Technology has made advancements over the years to provide businesses with seamless system integration. Expect that operations will become more complicated as the startup scales, and costs will rise significantly if a company does not innovate its daily business procedures. Researching platforms that can cut down time spent on activities that can alternatively be automated or streamlined could be worthwhile.

Investing not only money but also time into increasing workplace efficiency is incredibly important. Because scaling can be a hectic process with a lot of moving parts, basic but quintessential attributes of the business can get diluted. Create a firm and standard baseline for standard operating procedures. Always keep the customers and quality of your product or service in mind as you expand. By keeping the focus on what was important from the very start, delivering value to the customer, the key drivers of the business will carry over through the scale rather than lost in it.

5.Subtract as you add.

Scaling heavily emphasizes what business should add to prepare, but let it be known that you should subtract as you add. A startup in different stages, as mentioned before, have different priorities at different times. When your business is ready to scale, there will be some slow processes within the organization that have already begun to slow down.
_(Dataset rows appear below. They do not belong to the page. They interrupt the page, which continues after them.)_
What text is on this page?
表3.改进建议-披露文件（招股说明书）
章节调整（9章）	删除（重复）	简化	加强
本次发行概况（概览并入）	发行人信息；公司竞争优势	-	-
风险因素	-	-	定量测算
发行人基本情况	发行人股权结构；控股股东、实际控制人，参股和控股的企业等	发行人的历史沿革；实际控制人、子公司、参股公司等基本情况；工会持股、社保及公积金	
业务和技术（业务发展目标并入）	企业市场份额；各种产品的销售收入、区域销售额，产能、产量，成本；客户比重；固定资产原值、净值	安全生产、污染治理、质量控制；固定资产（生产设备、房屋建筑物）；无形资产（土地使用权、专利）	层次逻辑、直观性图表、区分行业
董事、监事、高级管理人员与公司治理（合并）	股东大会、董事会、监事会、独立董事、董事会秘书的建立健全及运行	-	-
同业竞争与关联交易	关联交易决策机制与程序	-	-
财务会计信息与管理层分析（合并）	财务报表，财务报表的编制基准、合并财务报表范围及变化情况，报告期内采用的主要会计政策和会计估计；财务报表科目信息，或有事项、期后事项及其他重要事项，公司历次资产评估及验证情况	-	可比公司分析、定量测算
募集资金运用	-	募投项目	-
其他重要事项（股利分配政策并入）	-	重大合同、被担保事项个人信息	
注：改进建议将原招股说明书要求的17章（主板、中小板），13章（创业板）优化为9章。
Always stay keen to necessary subtractions, especially if there is a heavy focus on adding. A good “subtraction” can be an ineffective process or negative behavior at the workplace. For example, Twitter used to have a problem with rampant cell phone use at work. One could only imagine that if nothing was done to stop behavior like this when the company was small, it would have only gotten worse after growing. Identifying and purging bad behavior is much easier within a small company, and as a founder, make your job to remove hurdles that can stunt company growth.